Hepatic Glucose Production

• From glycogen (glycogenolysis): Glycogen → glucose-1-phosphate → glucose-6-phosphate → free glucose (via glucose-6-phosphatase in the liver), released into circulation.
• From non-carbohydrate sources (gluconeogenesis):
  • Amino acids: glucogenic types feed in at pyruvate or TCA cycle intermediates.
  • Glycerol: from triglyceride breakdown → glycerol-3-phosphate → dihydroxyacetone phosphate → gluconeogenesis.
  • Lactate: via the Cori cycle.
• In the liver, glucose-6-phosphate → glucose (via glucose-6-phosphatase) → exported into blood.

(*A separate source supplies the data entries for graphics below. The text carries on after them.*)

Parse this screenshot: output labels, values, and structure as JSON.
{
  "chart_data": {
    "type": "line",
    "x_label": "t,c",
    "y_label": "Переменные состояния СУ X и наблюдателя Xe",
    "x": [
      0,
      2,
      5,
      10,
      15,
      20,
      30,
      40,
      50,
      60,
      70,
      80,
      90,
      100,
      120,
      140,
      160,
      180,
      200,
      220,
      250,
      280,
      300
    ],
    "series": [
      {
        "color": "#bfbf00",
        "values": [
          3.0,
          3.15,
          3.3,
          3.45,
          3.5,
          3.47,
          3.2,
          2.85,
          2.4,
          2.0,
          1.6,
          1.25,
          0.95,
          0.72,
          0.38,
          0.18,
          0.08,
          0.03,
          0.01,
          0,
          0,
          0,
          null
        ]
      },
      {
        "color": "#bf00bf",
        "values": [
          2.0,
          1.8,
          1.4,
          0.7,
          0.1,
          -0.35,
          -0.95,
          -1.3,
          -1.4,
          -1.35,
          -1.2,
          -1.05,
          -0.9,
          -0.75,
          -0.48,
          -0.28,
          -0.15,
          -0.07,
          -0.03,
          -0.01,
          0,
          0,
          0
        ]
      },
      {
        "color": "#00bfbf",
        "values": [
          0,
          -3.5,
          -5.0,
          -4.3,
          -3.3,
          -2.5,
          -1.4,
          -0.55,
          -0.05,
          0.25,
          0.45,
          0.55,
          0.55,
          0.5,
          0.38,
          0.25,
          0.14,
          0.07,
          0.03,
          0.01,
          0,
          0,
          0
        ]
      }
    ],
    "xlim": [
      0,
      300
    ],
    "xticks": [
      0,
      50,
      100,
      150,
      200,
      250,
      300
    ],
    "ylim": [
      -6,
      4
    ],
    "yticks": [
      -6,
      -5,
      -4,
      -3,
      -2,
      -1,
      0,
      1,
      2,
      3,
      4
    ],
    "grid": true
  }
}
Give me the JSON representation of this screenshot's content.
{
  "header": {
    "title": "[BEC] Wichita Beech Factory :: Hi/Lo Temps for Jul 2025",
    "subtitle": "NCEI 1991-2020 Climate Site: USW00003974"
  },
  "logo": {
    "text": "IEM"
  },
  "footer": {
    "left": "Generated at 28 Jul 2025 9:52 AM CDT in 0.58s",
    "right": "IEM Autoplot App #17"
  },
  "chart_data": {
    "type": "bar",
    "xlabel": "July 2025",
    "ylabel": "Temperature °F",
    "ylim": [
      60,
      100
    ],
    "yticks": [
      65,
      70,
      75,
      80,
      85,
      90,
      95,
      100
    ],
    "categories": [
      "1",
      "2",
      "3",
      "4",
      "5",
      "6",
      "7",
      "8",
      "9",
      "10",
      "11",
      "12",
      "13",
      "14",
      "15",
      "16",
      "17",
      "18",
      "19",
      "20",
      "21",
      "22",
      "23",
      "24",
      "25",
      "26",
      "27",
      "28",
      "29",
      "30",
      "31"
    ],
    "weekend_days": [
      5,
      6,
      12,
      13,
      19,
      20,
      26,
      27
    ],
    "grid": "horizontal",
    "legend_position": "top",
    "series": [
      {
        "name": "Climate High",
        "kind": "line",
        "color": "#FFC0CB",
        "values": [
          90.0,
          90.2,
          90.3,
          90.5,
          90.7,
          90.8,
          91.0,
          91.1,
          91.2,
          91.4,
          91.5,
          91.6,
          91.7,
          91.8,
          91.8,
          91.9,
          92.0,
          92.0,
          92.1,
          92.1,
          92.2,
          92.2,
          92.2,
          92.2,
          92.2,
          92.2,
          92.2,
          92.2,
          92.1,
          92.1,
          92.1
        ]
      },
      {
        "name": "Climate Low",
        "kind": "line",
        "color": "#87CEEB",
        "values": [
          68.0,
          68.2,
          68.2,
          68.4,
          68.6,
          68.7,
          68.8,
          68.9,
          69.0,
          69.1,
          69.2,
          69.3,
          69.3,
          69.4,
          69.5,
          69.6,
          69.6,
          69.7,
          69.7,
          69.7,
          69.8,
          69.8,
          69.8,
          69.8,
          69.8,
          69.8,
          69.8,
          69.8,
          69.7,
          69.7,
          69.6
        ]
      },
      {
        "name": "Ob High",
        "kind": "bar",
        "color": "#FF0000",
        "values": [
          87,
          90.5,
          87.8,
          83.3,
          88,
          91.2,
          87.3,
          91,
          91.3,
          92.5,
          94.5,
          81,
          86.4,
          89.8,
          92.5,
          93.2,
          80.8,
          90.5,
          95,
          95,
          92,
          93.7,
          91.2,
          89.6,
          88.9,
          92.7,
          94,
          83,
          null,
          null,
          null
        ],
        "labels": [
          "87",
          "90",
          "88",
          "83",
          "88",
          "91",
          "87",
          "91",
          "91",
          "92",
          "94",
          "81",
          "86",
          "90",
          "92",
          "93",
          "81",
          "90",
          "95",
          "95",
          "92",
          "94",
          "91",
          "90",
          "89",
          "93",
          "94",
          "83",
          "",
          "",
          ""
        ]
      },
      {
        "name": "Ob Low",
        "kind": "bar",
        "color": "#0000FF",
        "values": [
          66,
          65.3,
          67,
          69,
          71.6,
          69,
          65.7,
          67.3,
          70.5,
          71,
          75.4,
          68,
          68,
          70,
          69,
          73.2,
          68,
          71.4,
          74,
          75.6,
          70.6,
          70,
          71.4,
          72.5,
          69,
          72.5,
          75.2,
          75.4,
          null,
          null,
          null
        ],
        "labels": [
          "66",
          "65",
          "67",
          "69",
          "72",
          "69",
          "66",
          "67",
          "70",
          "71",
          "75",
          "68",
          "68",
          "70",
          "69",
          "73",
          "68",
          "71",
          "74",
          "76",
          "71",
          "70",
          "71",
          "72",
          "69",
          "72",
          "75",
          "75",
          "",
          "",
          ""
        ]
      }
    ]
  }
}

Triglycerides & Ketone Bodies

• Triglycerides → Aerobic Respiration:
  • Lipases hydrolyze triglycerides into glycerol and fatty acids.
  • Glycerol converges into gluconeogenesis (→ DHAP).
  • Fatty acids undergo β-oxidation in mitochondria, generating acetyl-CoA, NADH, FADH_2 → enter Krebs + ETC → large ATP yield.
• Ketone bodies:
  • When acetyl-CoA accrual exceeds TCA capacity (e.g., starvation, diabetes), the liver converts it into ketone bodies: acetoacetate, β-hydroxybutyrate, and acetone.
  • These are water-soluble and exported to the brain and muscle for energy.
  • In peripheral tissues, acetoacetate and β-hydroxybutyrate reconvert to acetyl-CoA and enter the Krebs cycle.